Papers reportedly filed at the Divorce and Matrimonial Division of the High Court in Accra on May 2, 2018, which have found their way into both social and mainstream media, revealed what can be described as explosive contents as grounds for the divorce.
Serious allegations like infidelity, aggressive or violent behavior, abuse, pilfering, and non financial commitment to the household, among others, are flying in Mr. Lithur’s suit although the respondent Nana Oye Lithur, a popular human rights activist and lawyer, is yet to file her response.
Unconfirmed reports say a colleague lawyer who was also part of the NDC team that defended the party during the Presidential Election Petition heard in 2013 has allegedly been mentioned in the particulars as having an affair with a party in the case.
The entitlement a party is expected to receive at the end of the case is believed to run into millions of Cedis.
Mr.
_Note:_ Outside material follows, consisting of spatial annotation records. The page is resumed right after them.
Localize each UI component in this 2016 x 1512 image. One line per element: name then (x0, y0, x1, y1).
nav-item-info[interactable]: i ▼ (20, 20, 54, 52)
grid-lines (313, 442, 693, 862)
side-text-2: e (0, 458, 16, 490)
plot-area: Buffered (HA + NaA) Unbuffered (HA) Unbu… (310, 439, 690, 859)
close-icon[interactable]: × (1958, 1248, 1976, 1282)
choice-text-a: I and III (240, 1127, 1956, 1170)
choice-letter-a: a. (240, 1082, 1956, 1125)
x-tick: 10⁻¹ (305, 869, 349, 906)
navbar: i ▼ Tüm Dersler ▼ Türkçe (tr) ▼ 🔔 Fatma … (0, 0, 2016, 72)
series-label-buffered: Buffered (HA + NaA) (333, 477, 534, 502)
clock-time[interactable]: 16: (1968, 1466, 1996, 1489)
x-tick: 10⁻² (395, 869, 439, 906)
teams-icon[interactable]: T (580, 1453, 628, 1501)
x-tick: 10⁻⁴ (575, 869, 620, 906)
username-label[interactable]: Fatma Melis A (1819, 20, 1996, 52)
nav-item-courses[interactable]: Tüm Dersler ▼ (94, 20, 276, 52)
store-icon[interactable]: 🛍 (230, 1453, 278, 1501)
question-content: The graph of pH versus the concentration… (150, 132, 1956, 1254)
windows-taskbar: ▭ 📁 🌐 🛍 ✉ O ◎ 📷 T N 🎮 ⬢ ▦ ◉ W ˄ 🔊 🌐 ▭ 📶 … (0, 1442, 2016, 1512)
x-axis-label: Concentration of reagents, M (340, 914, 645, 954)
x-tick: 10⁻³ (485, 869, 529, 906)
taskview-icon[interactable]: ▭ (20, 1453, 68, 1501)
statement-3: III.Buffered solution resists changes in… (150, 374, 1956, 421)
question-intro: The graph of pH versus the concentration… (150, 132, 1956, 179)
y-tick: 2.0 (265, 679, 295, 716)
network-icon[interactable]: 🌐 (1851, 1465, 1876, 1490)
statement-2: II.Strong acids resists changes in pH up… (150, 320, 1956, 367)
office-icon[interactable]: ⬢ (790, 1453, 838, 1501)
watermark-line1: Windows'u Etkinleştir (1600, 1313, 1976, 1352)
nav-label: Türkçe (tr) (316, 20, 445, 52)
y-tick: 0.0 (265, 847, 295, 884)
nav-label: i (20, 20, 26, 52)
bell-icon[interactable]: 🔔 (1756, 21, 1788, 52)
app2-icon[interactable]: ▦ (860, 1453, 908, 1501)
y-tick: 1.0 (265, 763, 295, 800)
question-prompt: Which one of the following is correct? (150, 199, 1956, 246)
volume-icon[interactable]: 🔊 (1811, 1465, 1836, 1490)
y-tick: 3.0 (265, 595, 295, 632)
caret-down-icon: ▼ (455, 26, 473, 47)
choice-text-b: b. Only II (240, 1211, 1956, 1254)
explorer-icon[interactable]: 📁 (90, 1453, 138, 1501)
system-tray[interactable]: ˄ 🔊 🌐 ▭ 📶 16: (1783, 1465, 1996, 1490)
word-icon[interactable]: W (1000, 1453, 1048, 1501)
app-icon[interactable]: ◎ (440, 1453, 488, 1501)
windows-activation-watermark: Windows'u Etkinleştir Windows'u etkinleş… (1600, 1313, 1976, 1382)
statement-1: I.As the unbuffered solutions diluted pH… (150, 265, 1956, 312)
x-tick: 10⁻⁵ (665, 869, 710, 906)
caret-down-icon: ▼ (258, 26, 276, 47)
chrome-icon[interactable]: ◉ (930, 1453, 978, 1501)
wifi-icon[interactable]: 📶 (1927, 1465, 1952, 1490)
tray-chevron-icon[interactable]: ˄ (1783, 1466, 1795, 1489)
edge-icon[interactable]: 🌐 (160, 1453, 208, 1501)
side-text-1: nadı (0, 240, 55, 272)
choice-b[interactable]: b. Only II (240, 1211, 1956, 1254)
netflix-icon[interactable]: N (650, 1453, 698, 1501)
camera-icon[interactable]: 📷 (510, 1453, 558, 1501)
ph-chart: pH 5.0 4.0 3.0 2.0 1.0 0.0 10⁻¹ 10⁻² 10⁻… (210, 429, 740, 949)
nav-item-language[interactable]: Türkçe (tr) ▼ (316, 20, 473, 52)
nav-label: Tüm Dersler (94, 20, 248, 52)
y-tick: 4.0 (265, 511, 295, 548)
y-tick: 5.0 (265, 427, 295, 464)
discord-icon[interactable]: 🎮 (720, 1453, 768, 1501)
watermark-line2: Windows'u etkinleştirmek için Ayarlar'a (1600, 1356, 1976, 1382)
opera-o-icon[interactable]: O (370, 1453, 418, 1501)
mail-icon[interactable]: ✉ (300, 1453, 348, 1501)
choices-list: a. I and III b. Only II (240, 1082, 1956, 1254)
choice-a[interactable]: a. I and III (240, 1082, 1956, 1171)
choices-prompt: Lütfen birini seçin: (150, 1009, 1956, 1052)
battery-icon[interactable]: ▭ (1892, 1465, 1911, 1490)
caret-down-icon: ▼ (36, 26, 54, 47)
Lithur, who was the Board Chairman of Ghana Airports Company Limited (GACL) during the previous Mahama administration, confirmed yesterday that the suit is pending before the court, but in an emotional press release, he requested privacy for the family.
“My attention has been drawn to the publication on social media of the docket copy of a petition divorce I have filed against Nana Oye Lithur at the Divorce and Matrimonial Division of the High Court, Accra and some pictures of us. While acknowledging the existence of the filed petition, I would like to say that the process is an emotional and difficult one for us and our children,” he said, adding “I would, therefore, very respectfully and humbly, ask the general public to kindly give us, our children and loved ones, some privacy to deal quietly with this painful stage of our lives.”
The petitioner’s suit was filed through his lawyer, O. K. Osafo Buaben of Oseawuo Chambers & Co.
The Lithurs, considered a power couple in the country, have been married for 27 years, first under customary law on April 14, 1991 and subsequently under ordinance at Christ the King Church, January 16, 1997.
The petitioner stated that he took the final decision to commence divorce proceedings in 2017, soon after his wife had informed him that she was buying a mansion in South Africa for between $350,000 and $600,000, amidst other juicy bombshell revelations about their relationship which has obviously gone sour.
The leakage of the court documents has sparked heated debate, as some have argued that matrimonial cases are supposed to be heard in private and not necessarily for public consumption.
However, others are of the cynical view that the parties involved are public figures and a case involving them should be of public interest.